Memory retrieval

How much would you risk to retrieve your lost memories if they felt important to you? The movies I’ve been watching lately happen to have themes revolving around this question. They explore how past memories shape our identity and ideas about who we are, affect our relationships, and reveal information that is crucial to our sense of self.  

Love, loss and risk

In The Last Days of Ptolemy Grey, based on Walter Mosley’s novel, Samuel L. Jackson plays Ptolemy Grey, a 91 year old man suffering from dementia. We first meet Grey in a pitiful state, living a lonely life with no ties to the outside world, except through a caring nephew who comes to his apartment to check in on him.

As the story progresses and Grey’s condition deteriorates, we watch him endure an unconventional treatment that he opts into at enormous risk to his life in order to regain his memory. The treatment uncovers memories that bring him both pleasure and pain, revealing the deep loves, losses and betrayals in his life. Yet these recovered memories ultimately bring life back to Grey’s days. We witness his transformation as he exercises agency in his life and makes some tough choices that he can live (or die) with. 

Surfacing memories

The miniseries Surface, starring Gugu Mbatha-Raw, immerses us into the bewildering life of Sophie, a woman who has just survived a traumatic accident. She has lost memory of everything about her life: who she is; who her friends, loved ones and acquaintances are; what matters in her life. The episodes I’ve watched so far hint that what happened to Sophie may not have been an accident; that perhaps she or someone else had a hand in it. Sophie appears to have a perfect life: financial security, a beautiful home, a loving and supportive husband, a loyal friend, a caring therapist, and a mystery man whose place in her old life she is trying to understand.

All these people appear to be helping Sophie heal and unravel the mystery of the incident. But who are they really? Doubt is cast on all the characters (including Sophie) and we find ourselves questioning everyone’s motives and wondering what they are hiding. Like Grey, Sophie finds out about an experimental treatment that could help her retrieve her lost memories. Her therapist is opposed to it because it’s too risky, but Sophie is desperate to find answers. There is a sense that underneath Sophie’s seemingly perfect life, something sinister is striving to surface.

The seductive past

Reminiscence stars Hugh Jackman as Nick Bannister, who describes himself as “a private investigator of the mind” and uses a machine he invented to help his clients relive their forgotten memories. The movie is set in a dystopian future where climate change has brought Miami partially under water, and temperatures are so high during the day that people live their lives by night. (It’s scary how sci-fi is becoming current reality – evacuations in Florida due to flooding are currently underway as I write this). Life has become so bleak that the only way to feel alive is to revisit a nostalgic past. The movie explores the lure of this idealized past that becomes an escape for people living in a state of individual and collective despair.

But the past is complicated. Nick’s words, “Nothing is more addictive than the past”, prove to be premonitory as he falls victim to the very addiction he cautions against. His assistant, Watts Sanders, played by Thandiwe Newton, tries to steer Nick away from his obsession with a client whom he falls in love with while working to help her uncover a memory. The client disappears and, using his memory machine on himself, Nick gets embroiled in the dangerous world of his client’s past in an effort to find her and unravel the mystery of her disappearance. Meanwhile, Watts helps Nick fight for his life and tries to keep him rooted in present day reality. 
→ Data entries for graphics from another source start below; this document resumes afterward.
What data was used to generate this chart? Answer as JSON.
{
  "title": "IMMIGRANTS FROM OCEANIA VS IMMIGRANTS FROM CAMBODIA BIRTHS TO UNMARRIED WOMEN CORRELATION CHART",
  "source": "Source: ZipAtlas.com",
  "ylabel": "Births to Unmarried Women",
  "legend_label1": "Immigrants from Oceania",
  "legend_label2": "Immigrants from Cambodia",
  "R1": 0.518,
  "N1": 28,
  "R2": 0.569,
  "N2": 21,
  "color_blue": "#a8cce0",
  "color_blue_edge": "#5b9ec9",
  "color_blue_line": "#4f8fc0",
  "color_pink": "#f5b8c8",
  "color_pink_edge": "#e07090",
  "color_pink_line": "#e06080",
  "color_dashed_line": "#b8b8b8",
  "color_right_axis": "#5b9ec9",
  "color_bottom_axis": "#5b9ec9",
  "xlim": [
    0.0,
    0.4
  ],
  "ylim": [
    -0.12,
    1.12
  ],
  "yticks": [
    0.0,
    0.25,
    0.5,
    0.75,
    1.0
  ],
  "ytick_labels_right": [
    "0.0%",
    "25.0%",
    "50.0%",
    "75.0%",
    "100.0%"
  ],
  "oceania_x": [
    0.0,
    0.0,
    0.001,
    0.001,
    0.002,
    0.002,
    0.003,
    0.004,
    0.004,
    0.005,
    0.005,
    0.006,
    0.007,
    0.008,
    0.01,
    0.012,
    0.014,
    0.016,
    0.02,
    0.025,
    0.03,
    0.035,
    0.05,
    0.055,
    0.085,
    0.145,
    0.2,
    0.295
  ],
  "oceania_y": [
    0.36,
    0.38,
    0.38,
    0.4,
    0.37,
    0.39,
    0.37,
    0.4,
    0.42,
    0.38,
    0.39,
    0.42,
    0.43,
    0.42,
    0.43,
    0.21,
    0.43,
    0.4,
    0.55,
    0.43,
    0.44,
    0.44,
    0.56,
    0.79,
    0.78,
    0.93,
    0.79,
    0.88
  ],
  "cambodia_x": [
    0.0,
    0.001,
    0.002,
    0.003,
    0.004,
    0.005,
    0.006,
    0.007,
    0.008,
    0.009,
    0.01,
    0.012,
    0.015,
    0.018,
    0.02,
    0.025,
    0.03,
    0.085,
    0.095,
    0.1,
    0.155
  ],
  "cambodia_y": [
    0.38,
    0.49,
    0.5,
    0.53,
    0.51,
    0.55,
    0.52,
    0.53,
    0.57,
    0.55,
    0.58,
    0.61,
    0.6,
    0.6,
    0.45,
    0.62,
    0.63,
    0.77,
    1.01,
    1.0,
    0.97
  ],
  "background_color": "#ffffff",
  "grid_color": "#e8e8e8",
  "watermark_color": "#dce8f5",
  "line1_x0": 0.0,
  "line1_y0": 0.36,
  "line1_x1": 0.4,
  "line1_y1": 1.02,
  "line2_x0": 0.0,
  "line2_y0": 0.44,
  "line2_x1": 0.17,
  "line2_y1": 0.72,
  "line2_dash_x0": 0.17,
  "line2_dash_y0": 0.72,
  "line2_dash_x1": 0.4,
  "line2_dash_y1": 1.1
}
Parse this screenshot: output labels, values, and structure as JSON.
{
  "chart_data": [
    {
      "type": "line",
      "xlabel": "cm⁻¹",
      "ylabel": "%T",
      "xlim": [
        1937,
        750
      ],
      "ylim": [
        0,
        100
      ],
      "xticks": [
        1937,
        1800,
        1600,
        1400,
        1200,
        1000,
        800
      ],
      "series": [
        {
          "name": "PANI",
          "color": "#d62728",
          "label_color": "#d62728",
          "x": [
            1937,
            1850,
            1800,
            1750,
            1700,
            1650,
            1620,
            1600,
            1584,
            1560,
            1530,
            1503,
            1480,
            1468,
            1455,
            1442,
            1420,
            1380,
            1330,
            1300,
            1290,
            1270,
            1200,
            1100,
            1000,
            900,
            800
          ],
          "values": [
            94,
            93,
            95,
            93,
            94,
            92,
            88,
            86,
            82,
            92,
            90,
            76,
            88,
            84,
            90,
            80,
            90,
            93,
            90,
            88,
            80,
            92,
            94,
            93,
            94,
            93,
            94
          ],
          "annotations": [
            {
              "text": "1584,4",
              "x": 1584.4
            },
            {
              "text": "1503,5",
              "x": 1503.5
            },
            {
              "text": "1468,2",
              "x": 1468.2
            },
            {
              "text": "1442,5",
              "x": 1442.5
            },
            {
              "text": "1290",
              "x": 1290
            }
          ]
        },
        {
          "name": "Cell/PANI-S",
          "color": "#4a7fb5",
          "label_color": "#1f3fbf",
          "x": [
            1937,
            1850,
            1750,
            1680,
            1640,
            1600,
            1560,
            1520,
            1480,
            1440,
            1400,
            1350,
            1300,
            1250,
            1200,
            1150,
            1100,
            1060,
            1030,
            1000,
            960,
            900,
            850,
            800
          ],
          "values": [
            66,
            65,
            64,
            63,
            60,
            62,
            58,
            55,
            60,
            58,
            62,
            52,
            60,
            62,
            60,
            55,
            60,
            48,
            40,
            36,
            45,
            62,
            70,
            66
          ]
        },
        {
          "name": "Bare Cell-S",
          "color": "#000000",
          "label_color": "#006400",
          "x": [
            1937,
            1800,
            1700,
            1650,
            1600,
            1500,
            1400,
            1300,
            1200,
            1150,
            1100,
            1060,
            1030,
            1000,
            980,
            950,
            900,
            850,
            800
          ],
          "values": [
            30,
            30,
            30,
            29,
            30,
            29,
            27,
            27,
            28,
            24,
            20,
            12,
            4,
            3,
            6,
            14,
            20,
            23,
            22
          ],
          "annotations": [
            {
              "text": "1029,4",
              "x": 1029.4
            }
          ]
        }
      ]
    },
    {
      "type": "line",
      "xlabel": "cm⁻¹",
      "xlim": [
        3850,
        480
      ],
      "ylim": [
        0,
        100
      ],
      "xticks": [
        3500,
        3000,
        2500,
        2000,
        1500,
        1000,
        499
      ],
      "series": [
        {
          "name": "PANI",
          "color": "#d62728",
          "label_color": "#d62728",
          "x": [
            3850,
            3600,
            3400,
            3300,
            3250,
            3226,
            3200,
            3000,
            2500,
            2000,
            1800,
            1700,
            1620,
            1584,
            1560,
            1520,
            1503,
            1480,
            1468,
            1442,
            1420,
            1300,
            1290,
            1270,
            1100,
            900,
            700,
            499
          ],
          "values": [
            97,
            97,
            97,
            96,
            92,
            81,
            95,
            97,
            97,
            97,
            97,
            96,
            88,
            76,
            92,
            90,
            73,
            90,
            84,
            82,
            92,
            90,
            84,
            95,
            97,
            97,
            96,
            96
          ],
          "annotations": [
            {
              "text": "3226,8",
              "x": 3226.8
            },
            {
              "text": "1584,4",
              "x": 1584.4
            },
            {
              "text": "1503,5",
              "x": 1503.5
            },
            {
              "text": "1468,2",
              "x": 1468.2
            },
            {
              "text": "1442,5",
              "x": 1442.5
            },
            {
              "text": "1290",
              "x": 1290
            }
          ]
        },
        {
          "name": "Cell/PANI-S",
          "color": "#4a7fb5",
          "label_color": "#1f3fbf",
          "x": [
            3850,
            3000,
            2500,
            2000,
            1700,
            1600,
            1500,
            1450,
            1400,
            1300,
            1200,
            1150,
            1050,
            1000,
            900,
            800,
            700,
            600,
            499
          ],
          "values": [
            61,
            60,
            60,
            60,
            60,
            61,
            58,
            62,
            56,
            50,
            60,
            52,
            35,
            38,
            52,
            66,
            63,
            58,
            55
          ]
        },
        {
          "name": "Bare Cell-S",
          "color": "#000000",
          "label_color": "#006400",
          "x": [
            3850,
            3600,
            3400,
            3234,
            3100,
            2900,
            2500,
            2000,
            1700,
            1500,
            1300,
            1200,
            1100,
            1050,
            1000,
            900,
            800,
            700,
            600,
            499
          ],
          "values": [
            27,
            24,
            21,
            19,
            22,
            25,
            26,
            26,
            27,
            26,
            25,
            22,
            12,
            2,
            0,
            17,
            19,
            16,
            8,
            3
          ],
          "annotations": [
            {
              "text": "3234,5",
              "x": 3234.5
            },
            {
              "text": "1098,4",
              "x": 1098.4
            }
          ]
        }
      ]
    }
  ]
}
Memory – blessing or curse?

The exploration of trauma, love, risk and loss as they relate to memory in these movies makes me wonder: how much should one risk to retrieve lost memories? Since memory is a mixed bag, all of it comes back: the good, the bad and the ugly. If we could selectively pick memories that keep us comfortable and help us avoid pain, would it be worth it?

Memories are complex and confounding – they reveal and they obscure, many times offering more questions than answers. They can be both life giving and life draining, trapping us in seductive illusions and false realities – we may find ourselves addicted to an escapist fantasy or trapped in a terrifying hell. We may learn truths about ourselves and others that could liberate or paralyze us.

Memories show us what core values and mental programs run our lives, revealing our strengths and weaknesses, our evolution or regression. If we don’t have our memories to remind us of what has been, how do we find our place in the world? How do we know who we are, or decide who we now choose to be?